Belmonte asintió, satisfecho.

—Exacto. Y es que es posible tocar en muchas claves —miró el rectángulo vacío de la pared—. Lo difícil, supongo, es saber en qué punto de esos círculos se encuentra uno mismo.

—Tiene razón. Sería muy largo explicárselo, pero en todo lo que está pasando con el cuadro hay algo de eso. Cuando parece que la historia termina, vuelve a empezar de nuevo, aunque sea en otra dirección. En otra dirección aparente… Porque tal vez no nos movemos del mismo sitio.

Belmonte se encogió de hombros.

—Esa es una paradoja que deben resolver usted y su amigo el ajedrecista. A mí me faltan datos. Y, como sabe, sólo soy un aficionado. Ni siquiera fui capaz de adivinar que esa partida se juega hacia atrás —miró largamente a Julia—. Y si tenemos en cuenta a Bach, eso en mí resulta imperdonable.

La joven metió la mano en el bolso para sacar el paquete de tabaco, meditando sobre las inesperadas y recientes interpretaciones. Hilos del ovillo, pensaba. Demasiados hilos para un solo ovillo.

—Además de la policía, y de mí, ¿ha recibido en los últimos tiempos la visita de alguien interesado en el cuadro?… ¿O en el ajedrez?

El anciano tardó en responder, como si intentara averiguar lo que encerraba aquella pregunta. Después se encogió de hombros.
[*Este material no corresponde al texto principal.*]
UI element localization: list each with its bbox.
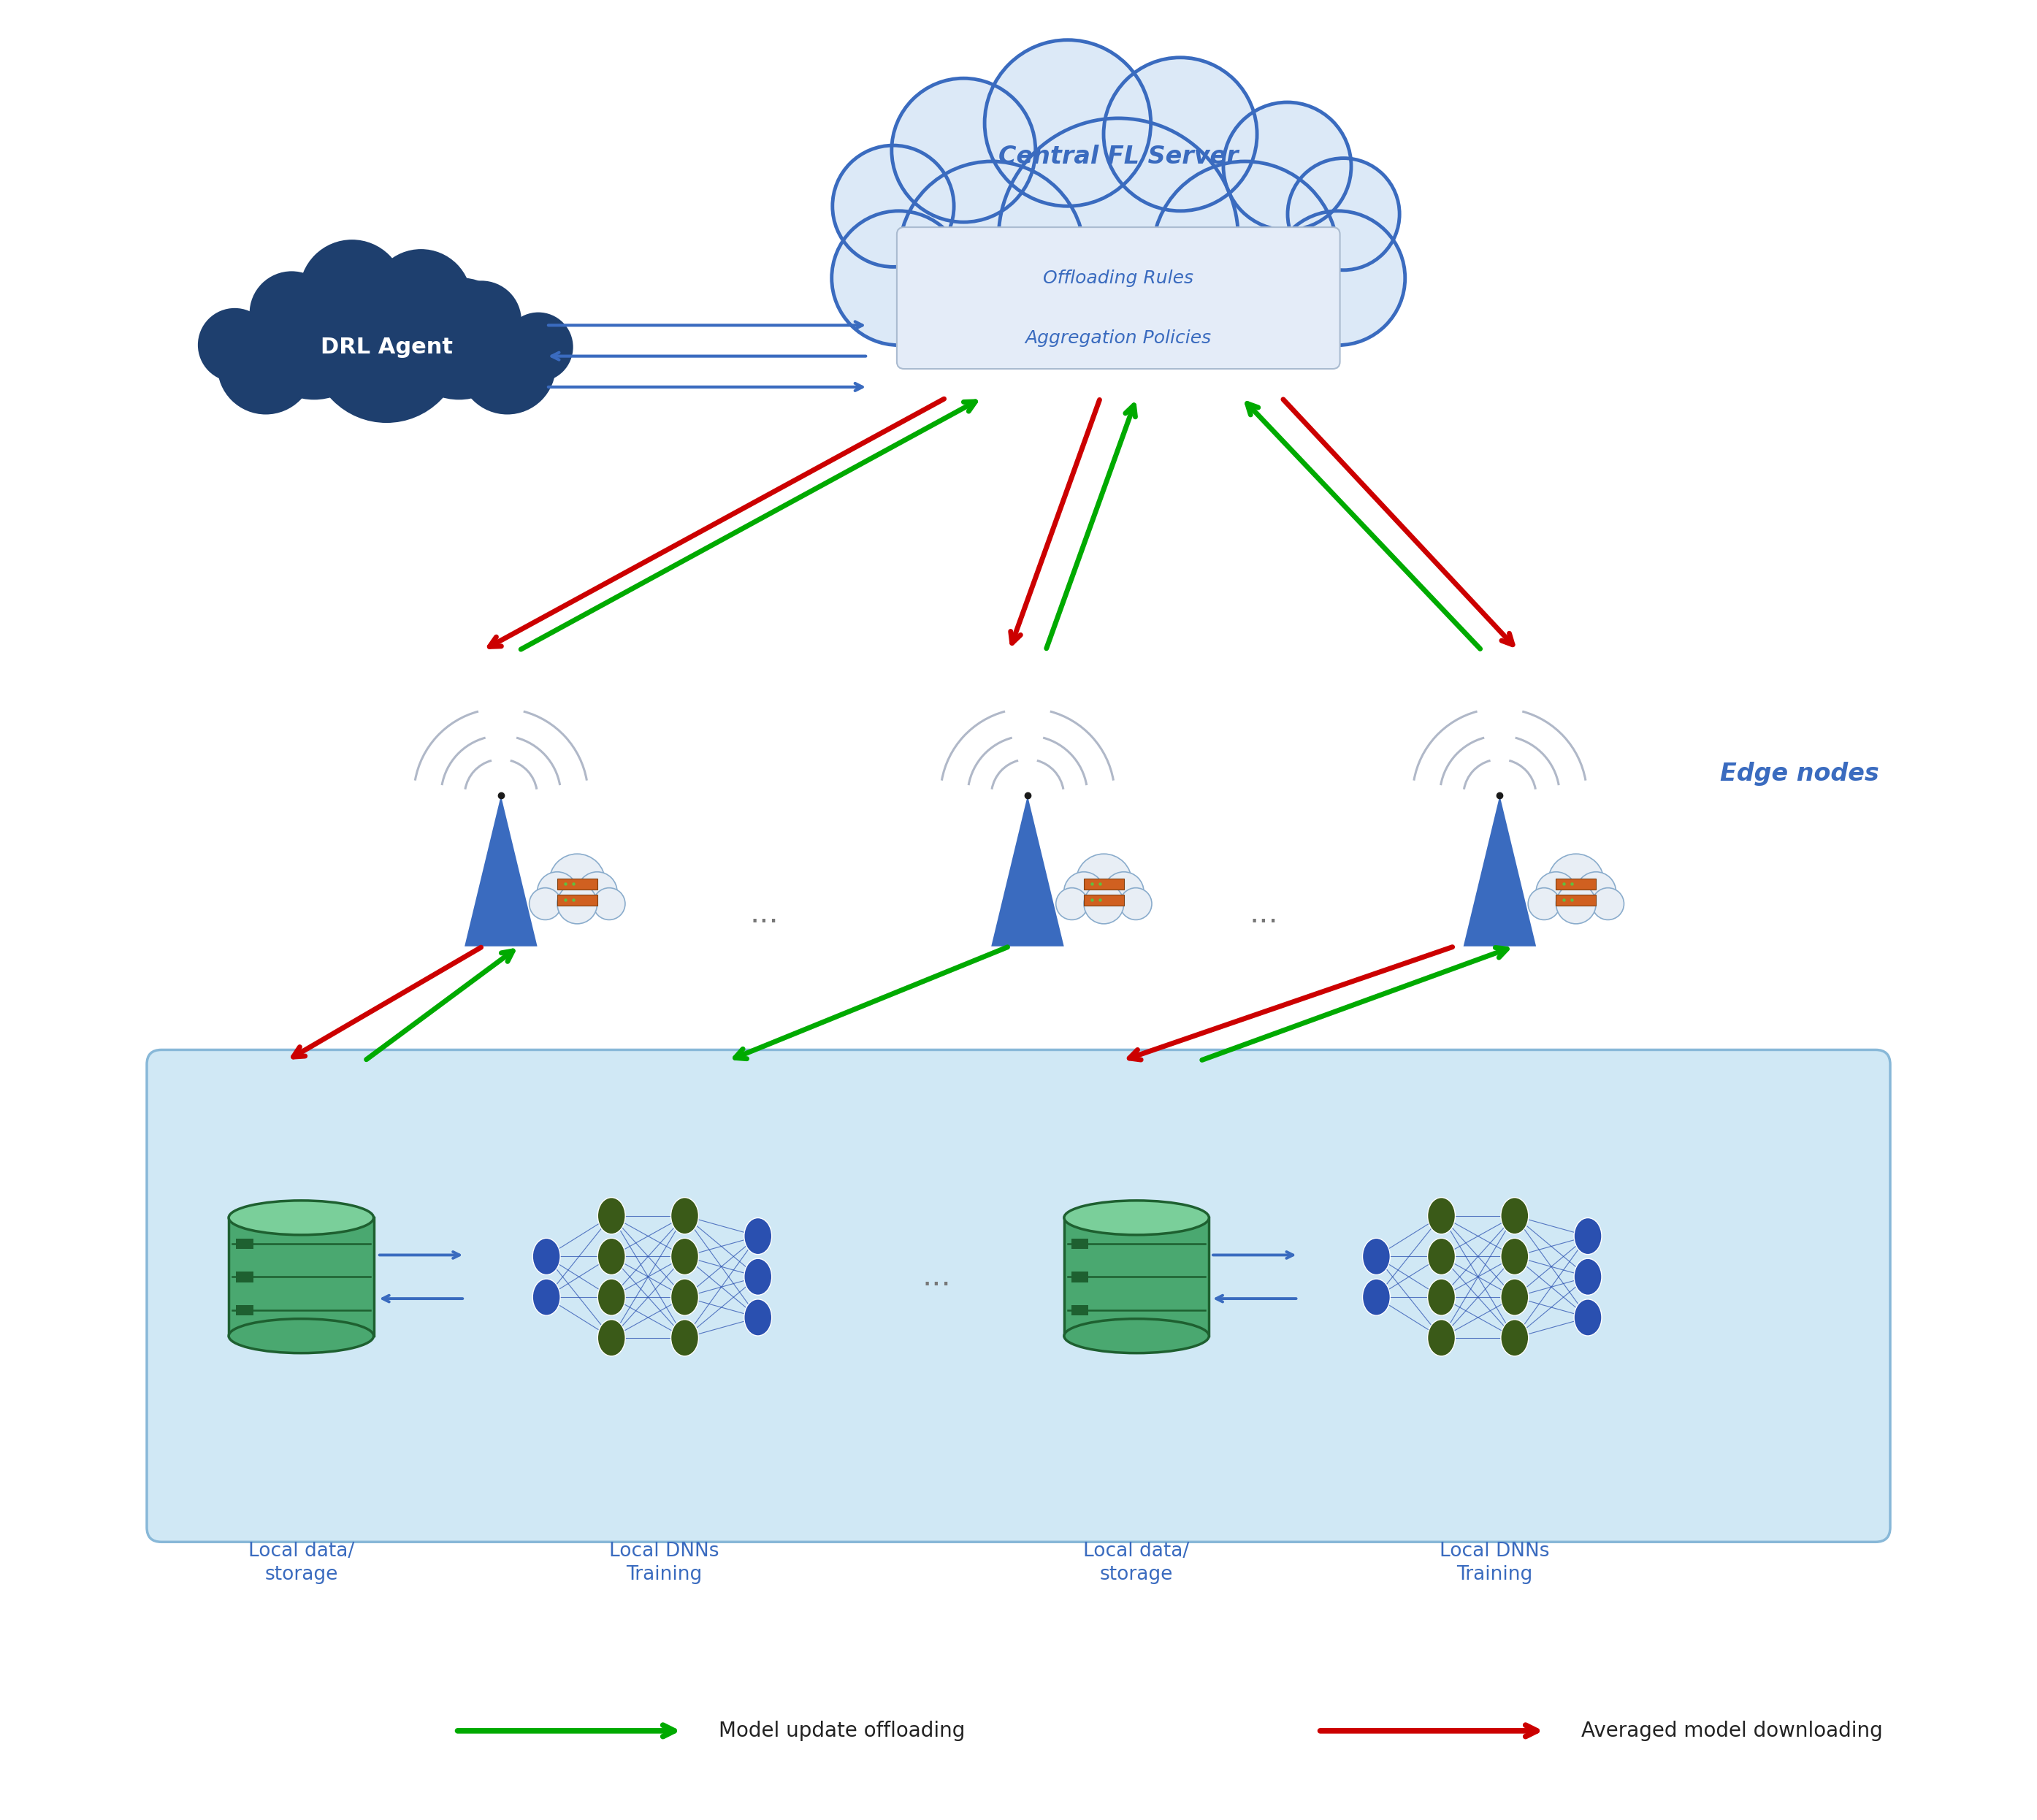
- FancyBboxPatch shape: [558, 895, 597, 906]
- FancyBboxPatch shape: [236, 1272, 253, 1281]
- Ellipse shape: [1063, 1320, 1210, 1352]
- Ellipse shape: [597, 1320, 625, 1356]
- Ellipse shape: [670, 1279, 699, 1316]
- FancyBboxPatch shape: [1063, 1218, 1210, 1336]
- Ellipse shape: [1501, 1198, 1528, 1234]
- Ellipse shape: [1575, 1299, 1601, 1336]
- Ellipse shape: [1428, 1279, 1454, 1316]
- FancyBboxPatch shape: [228, 1218, 373, 1336]
- Ellipse shape: [1575, 1218, 1601, 1254]
- FancyBboxPatch shape: [558, 879, 597, 890]
- Ellipse shape: [744, 1218, 772, 1254]
- FancyBboxPatch shape: [1071, 1272, 1088, 1281]
- FancyBboxPatch shape: [236, 1305, 253, 1316]
- Ellipse shape: [1501, 1238, 1528, 1274]
- Text: DRL Agent: DRL Agent: [320, 337, 452, 359]
- FancyBboxPatch shape: [147, 1050, 1890, 1542]
- Ellipse shape: [532, 1238, 560, 1274]
- Text: ...: ...: [1249, 899, 1277, 928]
- Polygon shape: [1463, 795, 1536, 946]
- Ellipse shape: [670, 1238, 699, 1274]
- Text: Aggregation Policies: Aggregation Policies: [1025, 329, 1212, 348]
- Polygon shape: [992, 795, 1063, 946]
- FancyBboxPatch shape: [236, 1239, 253, 1249]
- Ellipse shape: [670, 1320, 699, 1356]
- Text: ...: ...: [923, 1261, 951, 1292]
- Text: Local DNNs
Training: Local DNNs Training: [1440, 1542, 1550, 1583]
- Ellipse shape: [744, 1258, 772, 1296]
- Ellipse shape: [597, 1198, 625, 1234]
- Ellipse shape: [532, 1279, 560, 1316]
- Ellipse shape: [670, 1198, 699, 1234]
- FancyBboxPatch shape: [1071, 1305, 1088, 1316]
- Ellipse shape: [1428, 1198, 1454, 1234]
- FancyBboxPatch shape: [1084, 879, 1124, 890]
- Ellipse shape: [1428, 1238, 1454, 1274]
- Ellipse shape: [1363, 1238, 1389, 1274]
- Text: Averaged model downloading: Averaged model downloading: [1581, 1720, 1882, 1742]
- Ellipse shape: [1501, 1320, 1528, 1356]
- Ellipse shape: [1575, 1258, 1601, 1296]
- FancyBboxPatch shape: [1084, 895, 1124, 906]
- Polygon shape: [464, 795, 538, 946]
- Ellipse shape: [1063, 1201, 1210, 1236]
- Ellipse shape: [228, 1201, 373, 1236]
- Text: ...: ...: [750, 899, 778, 928]
- Ellipse shape: [744, 1299, 772, 1336]
- Text: Local data/
storage: Local data/ storage: [1084, 1542, 1190, 1583]
- Ellipse shape: [597, 1279, 625, 1316]
- Ellipse shape: [597, 1238, 625, 1274]
- Text: Offloading Rules: Offloading Rules: [1043, 269, 1194, 288]
- Ellipse shape: [1428, 1320, 1454, 1356]
- FancyBboxPatch shape: [896, 228, 1340, 369]
- FancyBboxPatch shape: [1071, 1239, 1088, 1249]
- FancyBboxPatch shape: [1556, 895, 1597, 906]
- Text: Central FL Server: Central FL Server: [998, 144, 1238, 169]
- FancyBboxPatch shape: [1556, 879, 1597, 890]
- Text: Model update offloading: Model update offloading: [719, 1720, 966, 1742]
- Ellipse shape: [1501, 1279, 1528, 1316]
- Text: Local data/
storage: Local data/ storage: [249, 1542, 354, 1583]
- Text: Edge nodes: Edge nodes: [1719, 763, 1878, 786]
- Ellipse shape: [228, 1320, 373, 1352]
- Text: Local DNNs
Training: Local DNNs Training: [609, 1542, 719, 1583]
- Ellipse shape: [1363, 1279, 1389, 1316]
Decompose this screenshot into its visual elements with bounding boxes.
—Ni lo uno ni lo otro. En tiempos de mi mujer sí venía gente a casa; ella era más sociable que yo. Pero desde que enviudé sólo he mantenido relación con algunos amigos. Esteban Cano, por ejemplo; usted es demasiado joven para haberlo conocido cuando era un violinista de éxito… Pero se murió un invierno, ahora va a hacer dos años… La verdad es que mi vieja y pequeña tertulia ha ido desapareciendo; yo soy de los pocos supervivientes —sonrió resignado—. Queda Pepe, un buen amigo. Pepín Pérez Giménez, jubilado como yo, que aún frecuenta el casino y viene de vez en cuando a echar una partida. Pero tiene casi setenta años y fuertes jaquecas cuando juega más de media hora. Era un gran ajedrecista… Aún juega de vez en cuando conmigo. O con mi sobrina.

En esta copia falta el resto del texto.